Zombie z humorem jest niezłym hardkorem
Jestem więcej niż pewien, że po przeczytaniu tytułu, przynajmniej połowa z Was zrezygnowała z czytania dzisiejszego odcinka cyklu flashowego. Wszędzie zombie, macie ich dość. Ale czy można dyskwalifikować grę tylko dlatego, że traktuje o umarlakach? A wybaczycie jej jeśli wygląda jak Metal Slug? Panie i Panowie, pora na wieczorne ubijanie nieumarłych w Undead End Hardcore.
30.11.2010 | aktual.: 08.01.2016 13:23
Zasada jest prosta - nie dać się zabić. Bo przecież o to chodzi w grach, filmach czy książkach o zombie. Świat zalała plaga umarlaków, a naszym zadaniem jest przede wszystkim przeżyć, a zupełnie przy okazji wytępić śmierdzące plugastwo. Oręż nie będzie oryginalny - w nasze ręce oddano zarówno broń palną, jak i wszelkiej maści przyrządy służące do okładania wrogów. Uwaga, amunicja szybko się kończy, więc warto mieć to na uwadze podczas akcji z udziałem większej liczby przeciwników.

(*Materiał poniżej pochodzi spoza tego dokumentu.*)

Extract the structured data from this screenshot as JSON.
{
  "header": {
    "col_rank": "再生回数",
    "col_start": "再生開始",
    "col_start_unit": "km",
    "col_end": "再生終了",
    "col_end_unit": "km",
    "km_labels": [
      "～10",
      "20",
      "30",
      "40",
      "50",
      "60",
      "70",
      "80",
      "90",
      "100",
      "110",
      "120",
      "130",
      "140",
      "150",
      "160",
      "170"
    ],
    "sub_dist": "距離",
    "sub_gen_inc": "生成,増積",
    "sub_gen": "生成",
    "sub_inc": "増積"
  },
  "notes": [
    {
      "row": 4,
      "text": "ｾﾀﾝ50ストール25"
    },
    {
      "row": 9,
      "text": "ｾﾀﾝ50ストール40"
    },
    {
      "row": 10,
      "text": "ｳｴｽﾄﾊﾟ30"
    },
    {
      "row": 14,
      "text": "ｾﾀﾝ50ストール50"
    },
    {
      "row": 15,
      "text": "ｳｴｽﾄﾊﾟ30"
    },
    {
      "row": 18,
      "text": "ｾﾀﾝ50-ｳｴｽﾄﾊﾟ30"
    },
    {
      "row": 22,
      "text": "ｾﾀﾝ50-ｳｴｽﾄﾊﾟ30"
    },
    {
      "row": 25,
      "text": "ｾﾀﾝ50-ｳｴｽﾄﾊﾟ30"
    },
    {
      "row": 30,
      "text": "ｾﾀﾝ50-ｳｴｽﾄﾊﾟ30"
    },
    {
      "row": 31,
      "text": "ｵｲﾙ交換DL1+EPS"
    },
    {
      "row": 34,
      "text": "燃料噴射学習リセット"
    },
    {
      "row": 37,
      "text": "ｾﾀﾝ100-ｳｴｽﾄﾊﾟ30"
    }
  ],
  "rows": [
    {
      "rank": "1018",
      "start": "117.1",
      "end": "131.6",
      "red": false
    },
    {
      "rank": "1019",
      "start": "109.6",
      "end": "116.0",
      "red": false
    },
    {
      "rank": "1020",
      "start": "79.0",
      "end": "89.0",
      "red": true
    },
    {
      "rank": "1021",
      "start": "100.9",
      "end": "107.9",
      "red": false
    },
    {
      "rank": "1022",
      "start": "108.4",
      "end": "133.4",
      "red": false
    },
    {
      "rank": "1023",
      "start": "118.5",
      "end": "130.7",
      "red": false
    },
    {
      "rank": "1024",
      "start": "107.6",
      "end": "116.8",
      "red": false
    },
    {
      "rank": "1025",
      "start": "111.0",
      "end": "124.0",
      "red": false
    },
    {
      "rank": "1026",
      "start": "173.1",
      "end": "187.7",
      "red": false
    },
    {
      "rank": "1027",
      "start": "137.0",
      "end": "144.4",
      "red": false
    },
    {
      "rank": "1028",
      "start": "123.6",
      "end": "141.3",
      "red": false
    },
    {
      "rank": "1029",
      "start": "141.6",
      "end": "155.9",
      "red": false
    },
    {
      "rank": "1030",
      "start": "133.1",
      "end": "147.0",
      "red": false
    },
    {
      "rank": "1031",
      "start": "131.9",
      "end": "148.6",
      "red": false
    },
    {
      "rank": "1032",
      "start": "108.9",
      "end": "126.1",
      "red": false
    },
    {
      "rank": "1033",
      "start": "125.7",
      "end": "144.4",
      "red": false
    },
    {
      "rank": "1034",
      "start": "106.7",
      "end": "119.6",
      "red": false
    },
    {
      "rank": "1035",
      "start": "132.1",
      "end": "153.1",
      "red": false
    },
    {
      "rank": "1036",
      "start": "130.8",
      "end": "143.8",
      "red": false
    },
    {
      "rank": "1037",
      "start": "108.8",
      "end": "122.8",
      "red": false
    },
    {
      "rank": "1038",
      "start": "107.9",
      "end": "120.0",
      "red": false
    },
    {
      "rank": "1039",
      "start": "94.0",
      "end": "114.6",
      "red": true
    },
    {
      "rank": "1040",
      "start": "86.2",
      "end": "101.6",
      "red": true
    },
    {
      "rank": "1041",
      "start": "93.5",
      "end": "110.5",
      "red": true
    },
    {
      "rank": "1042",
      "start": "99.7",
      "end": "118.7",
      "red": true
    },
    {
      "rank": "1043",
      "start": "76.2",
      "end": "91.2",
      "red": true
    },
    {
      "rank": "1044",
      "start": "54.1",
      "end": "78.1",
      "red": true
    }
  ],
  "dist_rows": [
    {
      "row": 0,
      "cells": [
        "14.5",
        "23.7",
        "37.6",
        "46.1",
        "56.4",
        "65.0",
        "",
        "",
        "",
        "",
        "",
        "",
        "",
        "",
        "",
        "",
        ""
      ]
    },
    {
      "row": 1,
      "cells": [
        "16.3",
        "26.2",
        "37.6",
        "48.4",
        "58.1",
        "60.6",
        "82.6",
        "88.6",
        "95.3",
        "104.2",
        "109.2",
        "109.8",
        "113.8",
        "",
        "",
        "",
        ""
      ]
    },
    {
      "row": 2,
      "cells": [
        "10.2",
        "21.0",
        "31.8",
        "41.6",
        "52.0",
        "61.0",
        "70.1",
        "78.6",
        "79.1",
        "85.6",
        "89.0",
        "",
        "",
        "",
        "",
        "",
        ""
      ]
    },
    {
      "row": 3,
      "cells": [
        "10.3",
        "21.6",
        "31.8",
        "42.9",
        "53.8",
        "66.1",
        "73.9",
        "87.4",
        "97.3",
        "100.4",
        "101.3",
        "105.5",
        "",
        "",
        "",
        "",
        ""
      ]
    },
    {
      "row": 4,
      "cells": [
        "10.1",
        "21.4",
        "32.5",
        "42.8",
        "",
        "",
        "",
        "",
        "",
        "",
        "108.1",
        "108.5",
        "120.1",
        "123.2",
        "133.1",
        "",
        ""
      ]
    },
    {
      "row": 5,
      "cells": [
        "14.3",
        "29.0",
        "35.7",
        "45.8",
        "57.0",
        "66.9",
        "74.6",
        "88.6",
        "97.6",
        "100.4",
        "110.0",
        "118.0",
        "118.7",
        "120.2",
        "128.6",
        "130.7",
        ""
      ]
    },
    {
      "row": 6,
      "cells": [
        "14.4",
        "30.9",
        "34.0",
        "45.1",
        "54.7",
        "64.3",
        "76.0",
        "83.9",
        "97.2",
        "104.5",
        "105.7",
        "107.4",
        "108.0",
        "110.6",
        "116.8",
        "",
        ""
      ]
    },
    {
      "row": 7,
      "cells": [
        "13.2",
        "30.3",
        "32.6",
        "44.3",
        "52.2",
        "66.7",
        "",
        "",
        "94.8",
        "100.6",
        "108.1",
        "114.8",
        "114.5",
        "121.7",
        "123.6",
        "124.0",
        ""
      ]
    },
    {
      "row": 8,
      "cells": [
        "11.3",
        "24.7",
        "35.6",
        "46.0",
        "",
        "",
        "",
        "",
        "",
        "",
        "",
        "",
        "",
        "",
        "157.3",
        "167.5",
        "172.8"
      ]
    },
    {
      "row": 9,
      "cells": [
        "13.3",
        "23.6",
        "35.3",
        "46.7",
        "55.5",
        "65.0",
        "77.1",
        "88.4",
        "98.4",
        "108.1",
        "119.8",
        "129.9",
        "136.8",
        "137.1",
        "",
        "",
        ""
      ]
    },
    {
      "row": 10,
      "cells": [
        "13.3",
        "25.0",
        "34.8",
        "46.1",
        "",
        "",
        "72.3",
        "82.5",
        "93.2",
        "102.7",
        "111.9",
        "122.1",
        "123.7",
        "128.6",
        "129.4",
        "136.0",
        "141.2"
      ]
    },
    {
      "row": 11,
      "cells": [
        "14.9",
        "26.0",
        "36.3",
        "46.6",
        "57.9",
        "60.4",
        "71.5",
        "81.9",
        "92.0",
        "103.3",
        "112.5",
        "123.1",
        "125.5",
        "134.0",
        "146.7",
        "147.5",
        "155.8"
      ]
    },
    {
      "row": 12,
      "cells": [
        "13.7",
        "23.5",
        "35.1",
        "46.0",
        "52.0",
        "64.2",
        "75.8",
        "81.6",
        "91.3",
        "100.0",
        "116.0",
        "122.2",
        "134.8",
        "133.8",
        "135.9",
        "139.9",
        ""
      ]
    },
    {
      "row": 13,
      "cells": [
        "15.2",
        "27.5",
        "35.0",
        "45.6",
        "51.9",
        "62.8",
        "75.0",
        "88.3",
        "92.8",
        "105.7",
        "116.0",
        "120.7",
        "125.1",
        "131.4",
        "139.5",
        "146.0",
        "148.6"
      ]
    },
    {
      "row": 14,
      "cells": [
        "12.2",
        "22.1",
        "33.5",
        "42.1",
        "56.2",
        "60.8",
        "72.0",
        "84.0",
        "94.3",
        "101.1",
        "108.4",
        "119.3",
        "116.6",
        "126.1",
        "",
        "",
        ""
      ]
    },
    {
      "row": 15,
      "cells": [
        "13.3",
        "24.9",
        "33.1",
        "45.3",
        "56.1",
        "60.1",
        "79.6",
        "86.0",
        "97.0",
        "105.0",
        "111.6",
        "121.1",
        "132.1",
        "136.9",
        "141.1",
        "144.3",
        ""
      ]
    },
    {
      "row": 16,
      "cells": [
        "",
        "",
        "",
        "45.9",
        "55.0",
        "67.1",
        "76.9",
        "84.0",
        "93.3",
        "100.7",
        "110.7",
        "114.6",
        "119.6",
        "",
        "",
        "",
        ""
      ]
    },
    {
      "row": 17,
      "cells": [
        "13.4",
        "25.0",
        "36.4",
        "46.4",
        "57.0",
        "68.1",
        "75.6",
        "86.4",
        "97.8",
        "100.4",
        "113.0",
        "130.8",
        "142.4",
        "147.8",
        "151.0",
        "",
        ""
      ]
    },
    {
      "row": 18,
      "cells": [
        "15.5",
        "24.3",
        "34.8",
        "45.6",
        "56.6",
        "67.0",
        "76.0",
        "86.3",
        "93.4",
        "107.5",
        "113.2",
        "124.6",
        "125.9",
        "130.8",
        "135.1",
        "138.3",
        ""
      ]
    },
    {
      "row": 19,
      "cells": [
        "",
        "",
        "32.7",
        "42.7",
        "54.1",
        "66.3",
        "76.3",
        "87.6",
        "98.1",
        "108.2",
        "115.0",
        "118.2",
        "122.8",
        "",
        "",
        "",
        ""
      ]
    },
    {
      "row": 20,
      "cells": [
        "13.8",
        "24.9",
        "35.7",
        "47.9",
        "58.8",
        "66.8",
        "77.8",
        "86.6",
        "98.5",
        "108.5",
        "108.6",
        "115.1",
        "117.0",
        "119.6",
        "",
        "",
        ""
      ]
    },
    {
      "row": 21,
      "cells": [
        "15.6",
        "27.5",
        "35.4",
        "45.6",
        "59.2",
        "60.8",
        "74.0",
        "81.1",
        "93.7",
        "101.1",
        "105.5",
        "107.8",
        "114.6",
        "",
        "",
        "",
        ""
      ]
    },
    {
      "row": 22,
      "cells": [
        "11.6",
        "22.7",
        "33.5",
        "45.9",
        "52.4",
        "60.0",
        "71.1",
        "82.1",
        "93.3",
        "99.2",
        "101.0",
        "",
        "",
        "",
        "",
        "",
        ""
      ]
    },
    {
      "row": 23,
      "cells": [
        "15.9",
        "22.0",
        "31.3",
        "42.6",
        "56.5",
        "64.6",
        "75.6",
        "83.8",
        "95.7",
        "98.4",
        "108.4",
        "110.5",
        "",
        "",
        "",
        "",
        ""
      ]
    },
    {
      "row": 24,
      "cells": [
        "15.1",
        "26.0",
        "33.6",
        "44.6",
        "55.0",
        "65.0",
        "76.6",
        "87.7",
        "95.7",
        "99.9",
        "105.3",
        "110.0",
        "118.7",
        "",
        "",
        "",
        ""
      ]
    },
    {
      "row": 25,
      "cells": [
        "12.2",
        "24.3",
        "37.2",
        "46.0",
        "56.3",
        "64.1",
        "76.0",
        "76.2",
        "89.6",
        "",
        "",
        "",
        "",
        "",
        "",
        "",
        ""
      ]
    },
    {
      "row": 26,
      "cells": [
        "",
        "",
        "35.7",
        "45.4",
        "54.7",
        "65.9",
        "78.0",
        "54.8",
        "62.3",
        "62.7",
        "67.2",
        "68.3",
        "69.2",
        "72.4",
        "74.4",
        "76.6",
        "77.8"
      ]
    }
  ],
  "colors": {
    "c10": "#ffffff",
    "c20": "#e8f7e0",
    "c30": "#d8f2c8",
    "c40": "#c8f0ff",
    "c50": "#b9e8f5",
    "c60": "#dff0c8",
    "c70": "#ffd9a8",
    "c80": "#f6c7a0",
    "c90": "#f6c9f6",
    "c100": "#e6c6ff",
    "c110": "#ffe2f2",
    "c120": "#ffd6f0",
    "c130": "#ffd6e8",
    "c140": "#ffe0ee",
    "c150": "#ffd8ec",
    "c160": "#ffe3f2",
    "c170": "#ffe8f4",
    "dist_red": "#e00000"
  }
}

Wizualnie to klasyka i w pewnym sensie stara szkoła. Oprawa graficzna mocno przypomina gry z serii Metal Slug i jak się okazuje, skojarzenia z popularnymi strzelankami narodzą się w Waszych głowach również w związku z poziomem trudności. Bo kto to słyszał, żeby w prostej grze o zabijaniu nieumarłych zginąć na pierwszym etapie? No, ale jak widać, to nie gra dla mięczaków.
Z jednej strony tego typu strzelanki, szczególnie z udziałem zombiaków, szybko się nudzą. Z drugiej natomiast to idealny sposób na niespecjalnie wymagające wysiłku umysłowego rozładowanie negatywnych emocji ciężkiego dnia. Lubicie tego typu prostą rozrywkę czy wolicie jednak bardziej skomplikowane i ambitniejsze tytuły? Zastanówcie się nad tym, oczywiście zaraz po tym, jak położycie trupem przynajmniej kilkaset nieumarłych kreatur w Undead End Hardcore.